When the contact breaks off, Jules decides to return with a constructed suit. She intends to use the impending execution of Lucas, who turned against Bernard, as an opportunity to enter the silo through the opening doors. Her dangerous plan succeeds, but she finds that it is not Lucas who is being executed, but Bernard. His own subordinates turned against him in the face of the massacre and lies. The novel ends with Jules as interim president, announcing a thorough investigation and a new era in the spirit of transparency and openness.

One of the best aspects of the novel (and even more so of the series) is the worldbuilding. The silo is an incredibly believable and vivid place. The absence of an elevator, for example, forces all residents to use a central spiral staircase (a journey of several days if one wants to traverse the entire silo!). This means that the floors have little contact with each other and IT's power through information sovereignty is immense. Many other details are well thought out, both in terms of technical functionality (energy, food, reproduction, etc.) and political organization. This is all the more true for the social-mental consequences; the consequences of a generations-long life underground with the highest priority of resource conservation are more than evident in the stagnation of society and the limited information.
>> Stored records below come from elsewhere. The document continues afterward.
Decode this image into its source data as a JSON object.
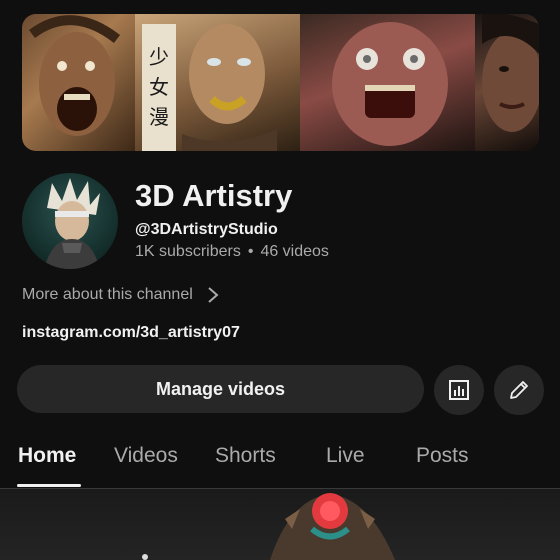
{
  "banner": {
    "panels": [
      "screaming-man",
      "armored-woman",
      "zombie",
      "woman-portrait"
    ],
    "calligraphy": "少女漫画"
  },
  "channel": {
    "name": "3D Artistry",
    "handle": "@3DArtistryStudio",
    "subscribers": "1K subscribers",
    "separator": "•",
    "videos": "46 videos"
  },
  "more_about": {
    "label": "More about this channel",
    "icon": "chevron-right-icon"
  },
  "link": {
    "text": "instagram.com/3d_artistry07"
  },
  "actions": {
    "manage_label": "Manage videos",
    "analytics_icon": "analytics-icon",
    "edit_icon": "edit-pencil-icon"
  },
  "tabs": [
    {
      "label": "Home",
      "active": true
    },
    {
      "label": "Videos",
      "active": false
    },
    {
      "label": "Shorts",
      "active": false
    },
    {
      "label": "Live",
      "active": false
    },
    {
      "label": "Posts",
      "active": false
    }
  ],
  "colors": {
    "background": "#0f0f0f",
    "button": "#272727",
    "text_primary": "#f1f1f1",
    "text_secondary": "#aaaaaa"
  }
}
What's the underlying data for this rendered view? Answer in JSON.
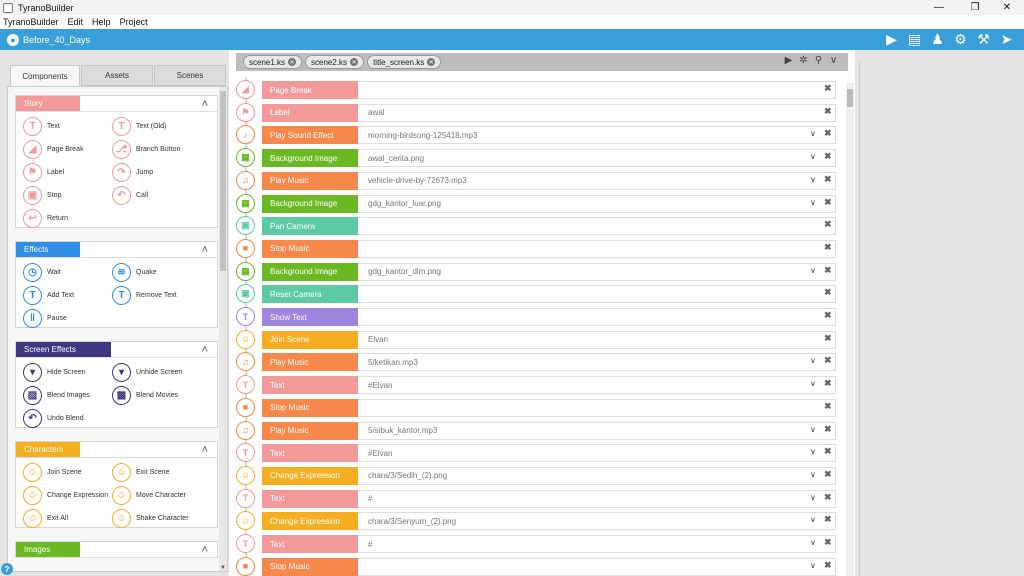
{
  "window": {
    "title": "TyranoBuilder"
  },
  "menu": [
    "TyranoBuilder",
    "Edit",
    "Help",
    "Project"
  ],
  "project": {
    "name": "Before_40_Days"
  },
  "left_tabs": [
    "Components",
    "Assets",
    "Scenes"
  ],
  "sections": [
    {
      "title": "Story",
      "color": "#f2999a",
      "items": [
        "Text",
        "Text (Old)",
        "Page Break",
        "Branch Button",
        "Label",
        "Jump",
        "Stop",
        "Call",
        "Return"
      ]
    },
    {
      "title": "Effects",
      "color": "#2f8fe6",
      "items": [
        "Wait",
        "Quake",
        "Add Text",
        "Remove Text",
        "Pause"
      ]
    },
    {
      "title": "Screen Effects",
      "color": "#3e3880",
      "items": [
        "Hide Screen",
        "Unhide Screen",
        "Blend Images",
        "Blend Movies",
        "Undo Blend"
      ]
    },
    {
      "title": "Characters",
      "color": "#f5ae1f",
      "items": [
        "Join Scene",
        "Exit Scene",
        "Change Expression",
        "Move Character",
        "Exit All",
        "Shake Character"
      ]
    },
    {
      "title": "Images",
      "color": "#6ab822",
      "items": []
    }
  ],
  "file_tabs": [
    "scene1.ks",
    "scene2.ks",
    "title_screen.ks"
  ],
  "script_rows": [
    {
      "label": "Page Break",
      "value": "",
      "color": "#f2999a",
      "icon": "page-break",
      "dropdown": false
    },
    {
      "label": "Label",
      "value": "awal",
      "color": "#f2999a",
      "icon": "label",
      "dropdown": false
    },
    {
      "label": "Play Sound Effect",
      "value": "morning-birdsong-125418.mp3",
      "color": "#f5884a",
      "icon": "sound",
      "dropdown": true
    },
    {
      "label": "Background Image",
      "value": "awal_cerita.png",
      "color": "#6ab822",
      "icon": "background",
      "dropdown": true
    },
    {
      "label": "Play Music",
      "value": "vehicle-drive-by-72673.mp3",
      "color": "#f5884a",
      "icon": "music",
      "dropdown": true
    },
    {
      "label": "Background Image",
      "value": "gdg_kantor_luar.png",
      "color": "#6ab822",
      "icon": "background",
      "dropdown": true
    },
    {
      "label": "Pan Camera",
      "value": "",
      "color": "#5ccaa5",
      "icon": "camera",
      "dropdown": false
    },
    {
      "label": "Stop Music",
      "value": "",
      "color": "#f5884a",
      "icon": "stop-music",
      "dropdown": false
    },
    {
      "label": "Background Image",
      "value": "gdg_kantor_dlm.png",
      "color": "#6ab822",
      "icon": "background",
      "dropdown": true
    },
    {
      "label": "Reset Camera",
      "value": "",
      "color": "#5ccaa5",
      "icon": "camera",
      "dropdown": false
    },
    {
      "label": "Show Text",
      "value": "",
      "color": "#9f85de",
      "icon": "show-text",
      "dropdown": false
    },
    {
      "label": "Join Scene",
      "value": "Elvan",
      "color": "#f5ae1f",
      "icon": "character",
      "dropdown": false
    },
    {
      "label": "Play Music",
      "value": "5/ketikan.mp3",
      "color": "#f5884a",
      "icon": "music",
      "dropdown": true
    },
    {
      "label": "Text",
      "value": "#Elvan",
      "color": "#f2999a",
      "icon": "text",
      "dropdown": true
    },
    {
      "label": "Stop Music",
      "value": "",
      "color": "#f5884a",
      "icon": "stop-music",
      "dropdown": false
    },
    {
      "label": "Play Music",
      "value": "5/sibuk_kantor.mp3",
      "color": "#f5884a",
      "icon": "music",
      "dropdown": true
    },
    {
      "label": "Text",
      "value": "#Elvan",
      "color": "#f2999a",
      "icon": "text",
      "dropdown": true
    },
    {
      "label": "Change Expression",
      "value": "chara/3/Sedih_(2).png",
      "color": "#f5ae1f",
      "icon": "character",
      "dropdown": true
    },
    {
      "label": "Text",
      "value": "#",
      "color": "#f2999a",
      "icon": "text",
      "dropdown": true
    },
    {
      "label": "Change Expression",
      "value": "chara/3/Senyum_(2).png",
      "color": "#f5ae1f",
      "icon": "character",
      "dropdown": true
    },
    {
      "label": "Text",
      "value": "#",
      "color": "#f2999a",
      "icon": "text",
      "dropdown": true
    },
    {
      "label": "Stop Music",
      "value": "",
      "color": "#f5884a",
      "icon": "stop-music",
      "dropdown": true
    }
  ]
}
It is not particularly difficult to read the class metaphor between the sections of the silo ("Deep Down", "Up Top"). The uprising of the mechanics can easily be recognized as an allegory for workers' uprisings, and the social stratification is explicitly made by the characters. The structure of the silo leads to an overemphasis of these class differences, as there is hardly any contact between the levels and the social classes largely reproduce themselves, although ostentatiously social mobility is possible. All these aspects make the novel and series a special pleasure for politically interested readers; that Howey refrains from too direct political parallels allows a wide spectrum of possible interpretations and readings from both progressive and conservative perspectives.
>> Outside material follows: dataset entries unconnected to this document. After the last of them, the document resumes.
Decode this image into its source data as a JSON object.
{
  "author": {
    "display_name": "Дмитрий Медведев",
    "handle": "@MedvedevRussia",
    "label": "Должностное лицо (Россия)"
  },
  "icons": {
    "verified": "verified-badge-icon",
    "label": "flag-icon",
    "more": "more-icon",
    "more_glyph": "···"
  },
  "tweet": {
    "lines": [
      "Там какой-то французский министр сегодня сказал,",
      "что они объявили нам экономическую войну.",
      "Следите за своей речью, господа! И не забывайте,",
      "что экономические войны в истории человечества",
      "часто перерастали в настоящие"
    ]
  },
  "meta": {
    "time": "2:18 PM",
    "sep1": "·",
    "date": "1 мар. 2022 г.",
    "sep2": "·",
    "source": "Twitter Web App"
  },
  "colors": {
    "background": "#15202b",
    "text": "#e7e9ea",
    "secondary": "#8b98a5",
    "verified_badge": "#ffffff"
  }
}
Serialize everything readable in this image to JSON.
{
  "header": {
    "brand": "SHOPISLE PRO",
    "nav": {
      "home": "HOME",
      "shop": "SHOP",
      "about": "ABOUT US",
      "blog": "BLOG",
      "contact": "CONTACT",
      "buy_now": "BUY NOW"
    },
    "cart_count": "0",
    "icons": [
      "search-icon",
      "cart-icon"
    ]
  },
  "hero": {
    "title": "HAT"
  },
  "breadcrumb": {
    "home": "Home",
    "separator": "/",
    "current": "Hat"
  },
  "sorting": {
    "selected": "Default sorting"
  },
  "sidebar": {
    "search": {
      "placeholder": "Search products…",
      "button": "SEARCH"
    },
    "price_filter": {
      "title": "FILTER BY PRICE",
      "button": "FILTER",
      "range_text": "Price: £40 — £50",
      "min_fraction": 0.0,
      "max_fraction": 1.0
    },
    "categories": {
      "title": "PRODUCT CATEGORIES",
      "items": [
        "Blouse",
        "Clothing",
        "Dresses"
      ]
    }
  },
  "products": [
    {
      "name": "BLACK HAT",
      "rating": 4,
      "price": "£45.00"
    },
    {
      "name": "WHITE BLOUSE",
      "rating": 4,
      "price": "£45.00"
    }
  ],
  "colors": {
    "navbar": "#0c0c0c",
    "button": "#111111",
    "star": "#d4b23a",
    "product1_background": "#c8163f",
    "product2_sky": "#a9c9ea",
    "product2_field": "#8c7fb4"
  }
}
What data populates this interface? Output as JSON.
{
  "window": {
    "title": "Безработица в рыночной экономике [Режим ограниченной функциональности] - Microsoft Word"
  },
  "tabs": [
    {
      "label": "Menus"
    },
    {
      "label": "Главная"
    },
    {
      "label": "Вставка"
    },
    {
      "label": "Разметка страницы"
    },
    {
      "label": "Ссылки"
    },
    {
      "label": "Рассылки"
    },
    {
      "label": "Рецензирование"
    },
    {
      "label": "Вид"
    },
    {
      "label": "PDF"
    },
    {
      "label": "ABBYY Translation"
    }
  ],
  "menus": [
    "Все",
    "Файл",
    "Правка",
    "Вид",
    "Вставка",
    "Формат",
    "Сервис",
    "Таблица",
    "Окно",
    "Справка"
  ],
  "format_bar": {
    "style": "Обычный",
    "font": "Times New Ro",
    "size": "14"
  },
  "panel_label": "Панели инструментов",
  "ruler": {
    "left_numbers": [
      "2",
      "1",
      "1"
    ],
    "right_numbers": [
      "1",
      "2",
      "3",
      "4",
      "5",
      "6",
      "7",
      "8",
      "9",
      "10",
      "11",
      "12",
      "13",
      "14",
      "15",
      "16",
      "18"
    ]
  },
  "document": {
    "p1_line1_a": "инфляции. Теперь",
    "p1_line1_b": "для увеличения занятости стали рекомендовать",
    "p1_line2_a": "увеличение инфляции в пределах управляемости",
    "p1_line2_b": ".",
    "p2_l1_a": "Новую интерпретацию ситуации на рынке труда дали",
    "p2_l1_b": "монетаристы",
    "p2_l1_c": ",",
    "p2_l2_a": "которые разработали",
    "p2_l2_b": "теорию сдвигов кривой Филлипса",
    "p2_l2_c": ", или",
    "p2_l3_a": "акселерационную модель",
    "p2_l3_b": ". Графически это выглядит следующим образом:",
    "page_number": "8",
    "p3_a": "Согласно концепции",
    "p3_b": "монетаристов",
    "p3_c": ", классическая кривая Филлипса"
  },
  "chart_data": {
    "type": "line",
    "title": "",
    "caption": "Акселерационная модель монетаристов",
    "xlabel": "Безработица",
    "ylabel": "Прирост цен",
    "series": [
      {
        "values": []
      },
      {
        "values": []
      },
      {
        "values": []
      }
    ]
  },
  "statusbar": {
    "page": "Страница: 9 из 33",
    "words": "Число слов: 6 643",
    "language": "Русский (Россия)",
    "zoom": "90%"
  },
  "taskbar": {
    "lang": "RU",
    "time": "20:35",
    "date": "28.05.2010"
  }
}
As a fan of the series, however, I was disappointed by the novel. The series is actually much better than the book. Despite all of Howey's creativity, he does not succeed in writing a good novel. This is partly due to the characters. They are mostly no more than vessels for plot functions and do not act as particularly interesting persons. The dialogues are functional, the characterization is simplistic. Much worse, however, is the obviousness with which all this happens. While the series preserves the mystery over an entire season, in the novel one learns right at the beginning what happens to Holston, and Bernard appears from the beginning with the subtlety of a particularly soft sledgehammer (which is not improved by the audiobook, in which he speaks with a snarling villain's voice). The character Robert Sims from the series is completely missing, and with him a complete plot thread that made Jules' investigations interesting in the first place.

Many plot developments happen quasi off-page or in passing, whether it's the repair of the generator or the bursting of the investigations. The attempt to give the whole intertextual relevance by naming Jules after a performance of Romeo and Juliet and the (somehow half-forbidden) engagement with Shakespeare is so flat that it falls completely flat. Showing the intelligence of an underestimated character by having him read Shakespeare and simultaneously operating the villains against it is not exactly a sign of great artistry.
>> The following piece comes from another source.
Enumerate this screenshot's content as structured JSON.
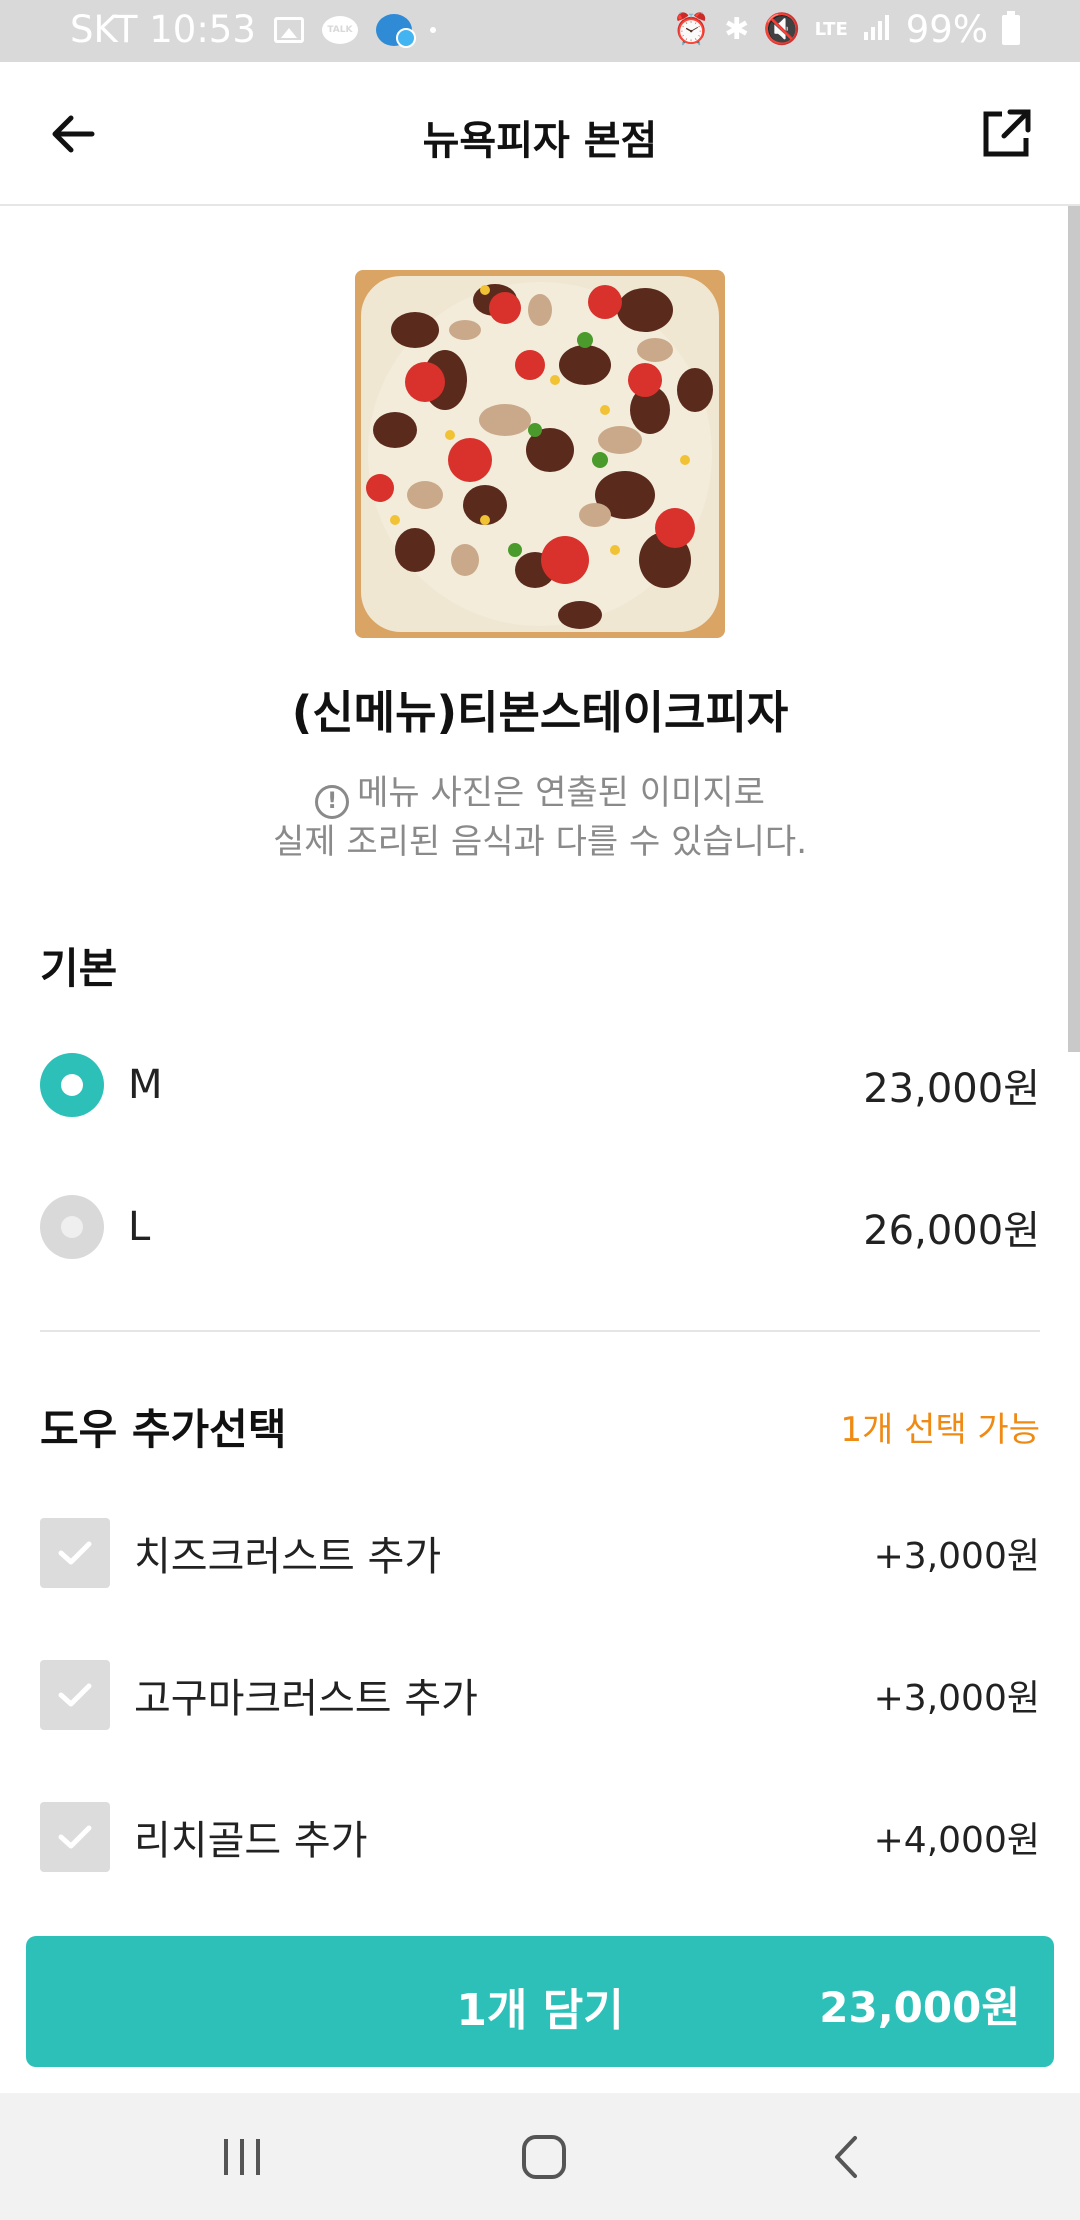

The plot in the almost deserted silo and the uprising suffer all the more because there are no characters with whom the reader can build a connection. Often one has the feeling that a non-fiction book would help more than the novel structure, with which Howey does not do too much. The entire strengths of his work are in the world of the silo, and someone at Apple must have recognized that, because the series expands the characters and the plot significantly and transforms it into a small masterpiece, while the novel manages to pull me through the reading with the "I want to know what's behind it and how it ends" – but not much more.